If my elderly parents (both on full aged pension) pay a combined RAD of $700,000 after selling their home, and are left with approx. $50,000 in savings, can the means test re daily payments totally exhaust their savings ? are their savings protected in any way from the means test, or is there a protected minimum limit on their savings?? I believe the RAD amount (in this case $700,000) is included in the scope of the means test ?
Can you advise re this scenario.
Thank you, Paul.

Hi Nellie,
Everyone who goes into respite care pays the daily fee only which is currently $51.63 (as of 20 September 2019). The other prerequisite is an ACAT assessment. There is no Income and Assets assessment required for respite as the main reason for respite care is to give carer’s “respite” and is often needed at short notice. Everyone is entitled to 63 days respite.
Regards,
Jill

Hi Jill,Are these rules the same for anyone going into respite car

Thank you Jill, you have confirmed my thoughts. I do have an aged care financial adviser to rely on, once the initial assessments are completed.Regards, P

Hi Paul,

The government stipulates that a person must be left with a minimum amount of assets if they pay at least part of their accommodation costs by refundable deposit (RAD). That minimum amount is currently $49,500 (as of 20 September 2019).

Yes the RAD is included in the means test assessment but is exempt for pension purposes. As Nellie has said the full value of the house if you sell it is included in the assets assessment but not if you keep it. Instead the value of the family home will be capped at $169,079.20 (as at 20 September 2019) or the net market value of the house if it is lower. Where the former family home is included as an asset and the aged care resident is part of a couple, each member of the couple is seen as equally owning half of the net market value of the home. The cap is applied to each half. The former home is exempt for age pension calculations for 2 years from the date your parent entered care or 2 years from when the second parent vacated the residence.

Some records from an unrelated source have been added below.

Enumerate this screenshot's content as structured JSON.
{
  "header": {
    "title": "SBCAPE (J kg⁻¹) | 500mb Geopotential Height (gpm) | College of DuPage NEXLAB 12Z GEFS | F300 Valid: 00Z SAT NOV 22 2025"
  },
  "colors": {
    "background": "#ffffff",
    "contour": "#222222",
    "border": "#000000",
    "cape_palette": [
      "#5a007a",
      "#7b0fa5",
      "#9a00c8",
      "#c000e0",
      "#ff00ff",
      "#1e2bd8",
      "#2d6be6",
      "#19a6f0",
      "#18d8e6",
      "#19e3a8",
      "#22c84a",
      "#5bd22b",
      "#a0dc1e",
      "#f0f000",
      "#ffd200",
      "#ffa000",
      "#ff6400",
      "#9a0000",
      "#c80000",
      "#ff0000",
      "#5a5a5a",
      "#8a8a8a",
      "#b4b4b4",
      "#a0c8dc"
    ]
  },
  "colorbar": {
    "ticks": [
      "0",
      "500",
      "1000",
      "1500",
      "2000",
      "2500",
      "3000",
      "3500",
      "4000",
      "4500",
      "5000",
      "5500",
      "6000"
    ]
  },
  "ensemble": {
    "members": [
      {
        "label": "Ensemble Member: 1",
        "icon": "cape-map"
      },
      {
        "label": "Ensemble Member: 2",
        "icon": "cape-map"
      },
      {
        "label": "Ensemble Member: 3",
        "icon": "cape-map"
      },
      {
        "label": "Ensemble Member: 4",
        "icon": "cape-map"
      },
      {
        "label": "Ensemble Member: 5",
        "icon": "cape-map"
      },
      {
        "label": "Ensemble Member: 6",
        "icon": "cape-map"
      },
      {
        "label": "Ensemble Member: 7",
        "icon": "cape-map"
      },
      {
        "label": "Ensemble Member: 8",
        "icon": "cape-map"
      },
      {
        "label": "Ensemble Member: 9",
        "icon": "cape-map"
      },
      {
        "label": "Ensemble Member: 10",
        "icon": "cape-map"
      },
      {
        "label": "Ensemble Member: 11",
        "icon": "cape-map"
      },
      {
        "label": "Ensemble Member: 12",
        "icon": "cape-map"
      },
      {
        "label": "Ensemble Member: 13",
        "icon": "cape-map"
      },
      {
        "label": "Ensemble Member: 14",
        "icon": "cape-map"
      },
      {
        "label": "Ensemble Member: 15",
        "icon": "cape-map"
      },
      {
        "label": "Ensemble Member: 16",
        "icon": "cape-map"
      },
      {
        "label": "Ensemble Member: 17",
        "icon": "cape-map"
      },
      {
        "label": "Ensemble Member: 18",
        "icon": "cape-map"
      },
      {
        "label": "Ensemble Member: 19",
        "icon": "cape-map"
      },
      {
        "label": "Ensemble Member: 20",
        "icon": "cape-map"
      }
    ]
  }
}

If you decide to rent out the family home the rental payments will be included in the assets assessment. As Nellie has already suggested we always recommend that people seek specialised aged care financial advice. It can save time and more importantly money and help set your parents up for the best financial outcome going forward.

Regards Jill

Hi Paul,It might be best to see a financial advisor and ask them if it would be better for everyone concerned to hang on to the house for now. I’m not a hundred percent sure but I think that the $700000 would be included in the asset test if you sell, where as if you keep the house only the capped rate would be counted in. I think is around $169000. So it’s probably worth seeing somebody about that. Its all a bit of a mine field as far as I’m concerned.